There’s simply no honest way to define this increase in the money supply other than “inflation.”

And there’s no reason to believe Washington will stop printing greenbacks by the truckload, either.

More rounds of quantitative easing and monetary stimulus are currently being discussed on Capitol Hill – including the new “jobs program.”

Even the recent debt ceiling debate contains massive government spending increases in the short term.

With this in mind, think about what I’m showing you in this chart:

MMR

If we follow the exact same inflationary trajectory we’ve seen in America for the last 2½ years…

The relative, real-money value of $1 million today would be only $99,513 five years from now.

Even if you were lucky enough to find an investment in 2016 that would make you a steady 5% on your retirement assets…

After relative real-money currency inflation is factored in, you’d only make around $5,000 a year worth of today’s dollars on a retirement nest egg worth a million bucks on paper.

I don’t know about you, but I sure couldn’t live on that.

This same situation will soon be driving millions of retirement-age Americans – even the millionaires…

To burger joints or retail stores in search of whatever jobs they can find.

Because their retirement assets aren’t worth even a fraction of what they were counting on, in real-money terms.

Now, if you don’t believe the government is capable of doing such a thing to the America people…

Or that The Fed’s money-printing binge isn’t really inflating the currency…

Let’s look at it from another angle.

You can also see the proof of massive hidden-dollar inflation in the price of gold:

MMR

As you can see, it took more than twice as many dollars to buy gold in late August as it did in the spring of 2009, when the so-called “recovery” began.

That’s not because of increased scarcity.

Gold’s not an industrial, consumable commodity.
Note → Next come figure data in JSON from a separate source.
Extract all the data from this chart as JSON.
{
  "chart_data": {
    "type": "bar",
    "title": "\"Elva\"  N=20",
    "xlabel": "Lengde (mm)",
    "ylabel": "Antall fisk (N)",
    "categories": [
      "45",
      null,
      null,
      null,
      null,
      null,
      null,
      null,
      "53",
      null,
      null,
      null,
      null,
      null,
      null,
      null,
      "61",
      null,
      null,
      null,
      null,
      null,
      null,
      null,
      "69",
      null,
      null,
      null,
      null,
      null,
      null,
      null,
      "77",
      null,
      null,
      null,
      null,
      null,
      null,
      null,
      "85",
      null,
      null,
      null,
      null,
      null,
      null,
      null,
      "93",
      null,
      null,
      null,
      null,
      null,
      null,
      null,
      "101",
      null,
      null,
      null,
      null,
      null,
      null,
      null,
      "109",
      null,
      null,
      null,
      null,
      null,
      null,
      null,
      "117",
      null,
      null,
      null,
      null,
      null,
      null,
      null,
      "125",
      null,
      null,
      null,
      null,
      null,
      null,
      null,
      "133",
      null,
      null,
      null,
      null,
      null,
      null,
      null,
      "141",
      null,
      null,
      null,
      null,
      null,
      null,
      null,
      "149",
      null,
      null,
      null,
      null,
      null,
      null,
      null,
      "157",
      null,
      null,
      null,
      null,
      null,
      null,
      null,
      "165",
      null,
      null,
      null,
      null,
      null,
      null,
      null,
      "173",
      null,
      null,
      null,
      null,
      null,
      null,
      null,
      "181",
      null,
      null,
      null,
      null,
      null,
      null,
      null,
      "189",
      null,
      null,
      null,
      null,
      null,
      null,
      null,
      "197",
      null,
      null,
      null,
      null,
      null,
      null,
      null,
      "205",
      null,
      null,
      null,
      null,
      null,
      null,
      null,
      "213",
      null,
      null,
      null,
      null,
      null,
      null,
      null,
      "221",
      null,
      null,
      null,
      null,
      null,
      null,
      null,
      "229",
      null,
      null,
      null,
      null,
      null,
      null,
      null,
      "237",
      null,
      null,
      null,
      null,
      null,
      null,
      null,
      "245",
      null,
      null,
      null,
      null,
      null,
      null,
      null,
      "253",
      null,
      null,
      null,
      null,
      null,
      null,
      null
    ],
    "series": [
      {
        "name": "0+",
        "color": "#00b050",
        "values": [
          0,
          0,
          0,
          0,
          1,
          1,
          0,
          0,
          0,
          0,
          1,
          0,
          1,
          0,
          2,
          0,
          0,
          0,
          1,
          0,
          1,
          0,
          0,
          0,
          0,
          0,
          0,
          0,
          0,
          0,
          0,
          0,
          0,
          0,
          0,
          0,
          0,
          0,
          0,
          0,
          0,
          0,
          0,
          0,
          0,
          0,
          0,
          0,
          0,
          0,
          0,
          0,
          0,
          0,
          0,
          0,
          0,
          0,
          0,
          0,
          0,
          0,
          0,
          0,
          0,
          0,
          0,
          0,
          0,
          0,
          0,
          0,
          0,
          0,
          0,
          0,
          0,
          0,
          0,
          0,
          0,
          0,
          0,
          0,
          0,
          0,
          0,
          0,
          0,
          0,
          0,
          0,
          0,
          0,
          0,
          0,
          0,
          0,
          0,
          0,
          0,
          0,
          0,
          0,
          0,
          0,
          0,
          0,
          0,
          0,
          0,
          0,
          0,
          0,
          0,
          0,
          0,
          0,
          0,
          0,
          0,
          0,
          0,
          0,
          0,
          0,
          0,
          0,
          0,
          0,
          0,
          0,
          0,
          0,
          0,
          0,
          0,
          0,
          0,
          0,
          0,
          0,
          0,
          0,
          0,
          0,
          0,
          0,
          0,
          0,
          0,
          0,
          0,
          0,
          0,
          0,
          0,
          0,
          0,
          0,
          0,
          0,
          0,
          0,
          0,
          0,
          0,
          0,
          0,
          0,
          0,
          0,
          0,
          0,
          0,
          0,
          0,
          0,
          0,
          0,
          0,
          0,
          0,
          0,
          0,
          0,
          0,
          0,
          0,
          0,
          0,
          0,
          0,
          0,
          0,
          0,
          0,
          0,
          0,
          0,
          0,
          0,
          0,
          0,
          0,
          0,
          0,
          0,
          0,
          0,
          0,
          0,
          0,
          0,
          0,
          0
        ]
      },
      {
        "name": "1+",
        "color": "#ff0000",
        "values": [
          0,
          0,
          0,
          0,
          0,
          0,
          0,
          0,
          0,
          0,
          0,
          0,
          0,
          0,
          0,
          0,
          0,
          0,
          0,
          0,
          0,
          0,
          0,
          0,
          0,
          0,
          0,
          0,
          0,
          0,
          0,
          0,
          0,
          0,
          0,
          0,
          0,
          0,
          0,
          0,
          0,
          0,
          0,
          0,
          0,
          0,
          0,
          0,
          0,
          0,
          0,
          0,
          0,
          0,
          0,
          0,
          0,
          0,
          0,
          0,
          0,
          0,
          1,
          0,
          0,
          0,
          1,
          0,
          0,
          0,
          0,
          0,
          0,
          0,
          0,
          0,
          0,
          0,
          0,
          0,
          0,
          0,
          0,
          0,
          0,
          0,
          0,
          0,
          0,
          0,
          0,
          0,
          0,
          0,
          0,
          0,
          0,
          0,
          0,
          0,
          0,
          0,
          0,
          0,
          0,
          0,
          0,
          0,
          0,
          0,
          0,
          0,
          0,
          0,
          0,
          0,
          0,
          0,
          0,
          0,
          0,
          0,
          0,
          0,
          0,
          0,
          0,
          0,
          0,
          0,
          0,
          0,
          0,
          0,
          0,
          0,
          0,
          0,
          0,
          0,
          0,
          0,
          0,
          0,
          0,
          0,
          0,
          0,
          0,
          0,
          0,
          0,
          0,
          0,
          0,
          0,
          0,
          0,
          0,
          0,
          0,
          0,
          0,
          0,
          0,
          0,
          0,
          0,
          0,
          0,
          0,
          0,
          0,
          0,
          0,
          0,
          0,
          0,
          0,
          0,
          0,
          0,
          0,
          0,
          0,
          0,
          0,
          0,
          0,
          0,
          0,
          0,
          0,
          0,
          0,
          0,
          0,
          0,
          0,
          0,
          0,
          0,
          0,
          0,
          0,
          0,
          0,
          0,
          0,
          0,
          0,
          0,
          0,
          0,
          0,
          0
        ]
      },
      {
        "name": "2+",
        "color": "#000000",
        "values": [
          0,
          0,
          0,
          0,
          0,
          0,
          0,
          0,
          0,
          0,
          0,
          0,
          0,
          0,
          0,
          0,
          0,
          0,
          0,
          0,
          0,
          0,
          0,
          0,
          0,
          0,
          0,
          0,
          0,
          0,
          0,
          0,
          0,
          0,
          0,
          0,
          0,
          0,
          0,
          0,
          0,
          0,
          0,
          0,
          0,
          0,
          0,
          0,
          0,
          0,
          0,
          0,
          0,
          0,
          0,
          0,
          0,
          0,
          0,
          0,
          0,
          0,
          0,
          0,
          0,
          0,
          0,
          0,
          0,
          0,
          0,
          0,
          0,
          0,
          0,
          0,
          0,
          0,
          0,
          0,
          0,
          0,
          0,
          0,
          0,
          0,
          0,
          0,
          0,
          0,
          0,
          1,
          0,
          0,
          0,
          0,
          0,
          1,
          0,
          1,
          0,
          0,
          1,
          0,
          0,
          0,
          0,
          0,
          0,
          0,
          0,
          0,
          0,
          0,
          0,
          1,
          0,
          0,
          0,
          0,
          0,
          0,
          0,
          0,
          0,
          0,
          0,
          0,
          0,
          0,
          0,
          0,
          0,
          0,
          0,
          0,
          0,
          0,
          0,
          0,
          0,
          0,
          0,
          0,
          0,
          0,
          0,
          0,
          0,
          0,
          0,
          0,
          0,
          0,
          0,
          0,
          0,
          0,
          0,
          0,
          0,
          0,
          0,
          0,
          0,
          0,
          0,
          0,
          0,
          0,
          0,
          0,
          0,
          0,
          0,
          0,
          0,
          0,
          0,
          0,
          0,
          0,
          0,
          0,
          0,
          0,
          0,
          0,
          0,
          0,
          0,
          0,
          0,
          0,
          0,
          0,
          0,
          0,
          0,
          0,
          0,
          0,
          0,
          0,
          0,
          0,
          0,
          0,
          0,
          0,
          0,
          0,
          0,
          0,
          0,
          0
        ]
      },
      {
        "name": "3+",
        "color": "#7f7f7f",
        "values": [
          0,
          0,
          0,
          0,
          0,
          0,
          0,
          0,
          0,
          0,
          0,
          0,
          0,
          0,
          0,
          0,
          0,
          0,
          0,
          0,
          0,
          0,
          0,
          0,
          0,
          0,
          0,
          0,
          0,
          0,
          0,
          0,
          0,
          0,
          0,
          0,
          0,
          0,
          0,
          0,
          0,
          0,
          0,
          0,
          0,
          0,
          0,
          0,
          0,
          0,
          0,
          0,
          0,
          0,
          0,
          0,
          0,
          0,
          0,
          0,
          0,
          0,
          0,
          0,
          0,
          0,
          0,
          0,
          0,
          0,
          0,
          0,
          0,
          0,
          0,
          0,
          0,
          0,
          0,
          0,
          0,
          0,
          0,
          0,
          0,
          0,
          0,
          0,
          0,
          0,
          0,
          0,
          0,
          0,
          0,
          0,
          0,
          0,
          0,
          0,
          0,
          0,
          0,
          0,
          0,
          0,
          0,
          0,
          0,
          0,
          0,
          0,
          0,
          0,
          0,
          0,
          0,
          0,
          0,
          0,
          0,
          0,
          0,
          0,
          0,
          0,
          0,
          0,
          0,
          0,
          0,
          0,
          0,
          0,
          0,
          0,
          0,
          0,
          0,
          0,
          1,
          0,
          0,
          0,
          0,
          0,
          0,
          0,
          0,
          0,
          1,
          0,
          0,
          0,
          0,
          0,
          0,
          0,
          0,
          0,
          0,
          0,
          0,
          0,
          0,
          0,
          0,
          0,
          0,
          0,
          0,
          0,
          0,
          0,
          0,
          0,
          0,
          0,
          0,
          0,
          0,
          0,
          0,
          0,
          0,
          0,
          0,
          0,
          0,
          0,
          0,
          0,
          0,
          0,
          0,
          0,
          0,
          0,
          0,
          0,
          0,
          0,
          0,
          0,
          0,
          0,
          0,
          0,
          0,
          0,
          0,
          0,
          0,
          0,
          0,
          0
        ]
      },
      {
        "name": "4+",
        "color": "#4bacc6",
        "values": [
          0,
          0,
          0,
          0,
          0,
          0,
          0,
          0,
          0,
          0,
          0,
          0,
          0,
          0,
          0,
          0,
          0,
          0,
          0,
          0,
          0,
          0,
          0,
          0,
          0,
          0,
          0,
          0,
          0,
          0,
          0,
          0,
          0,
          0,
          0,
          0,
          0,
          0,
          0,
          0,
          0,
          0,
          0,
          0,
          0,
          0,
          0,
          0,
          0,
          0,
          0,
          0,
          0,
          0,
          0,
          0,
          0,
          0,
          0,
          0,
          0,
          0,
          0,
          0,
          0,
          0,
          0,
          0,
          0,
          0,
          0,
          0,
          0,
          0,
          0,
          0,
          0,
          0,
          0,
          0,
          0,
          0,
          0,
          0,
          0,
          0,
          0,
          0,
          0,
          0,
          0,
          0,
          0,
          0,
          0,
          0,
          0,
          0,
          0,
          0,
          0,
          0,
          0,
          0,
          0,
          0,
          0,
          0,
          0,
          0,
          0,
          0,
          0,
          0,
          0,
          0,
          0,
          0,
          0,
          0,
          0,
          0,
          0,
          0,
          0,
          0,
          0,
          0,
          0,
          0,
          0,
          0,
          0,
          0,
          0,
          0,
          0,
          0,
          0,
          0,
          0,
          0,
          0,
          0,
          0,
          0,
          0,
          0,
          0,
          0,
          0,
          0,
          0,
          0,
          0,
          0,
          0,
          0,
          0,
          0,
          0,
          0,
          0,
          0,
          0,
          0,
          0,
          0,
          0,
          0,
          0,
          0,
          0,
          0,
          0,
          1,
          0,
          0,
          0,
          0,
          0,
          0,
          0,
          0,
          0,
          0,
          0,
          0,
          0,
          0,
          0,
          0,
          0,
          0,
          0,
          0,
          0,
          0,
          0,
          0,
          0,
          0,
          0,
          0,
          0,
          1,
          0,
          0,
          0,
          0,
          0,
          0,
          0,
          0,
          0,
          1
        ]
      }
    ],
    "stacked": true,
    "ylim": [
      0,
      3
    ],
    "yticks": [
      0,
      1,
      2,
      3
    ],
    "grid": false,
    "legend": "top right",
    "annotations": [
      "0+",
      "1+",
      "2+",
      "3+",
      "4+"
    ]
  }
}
It’s a unique, defensive asset that primarily functions as a yardstick for the relative power of currencies.

And the reason gold has more than doubled in 2½ years is because the U.S. dollar’s power has been more or less cut in half by inflation.

It’s that simple.

The bottom line is this: No matter how you calculate this real-money inflation, if you want to retire in the manner you’ve planned for…

And on the schedule you’re hoping will be possible…

You’re not going to do it by simply keeping pace with the Dow or the S&P. I’ve already shown you how that’s a no-win delusion.

Instead, you’ve got to outgain what the falling dollar’s losing you with every passing day. You have to literally beat the buck – before it beats you.

After all, who wants to bag groceries with the rest of today’s “millionaires?”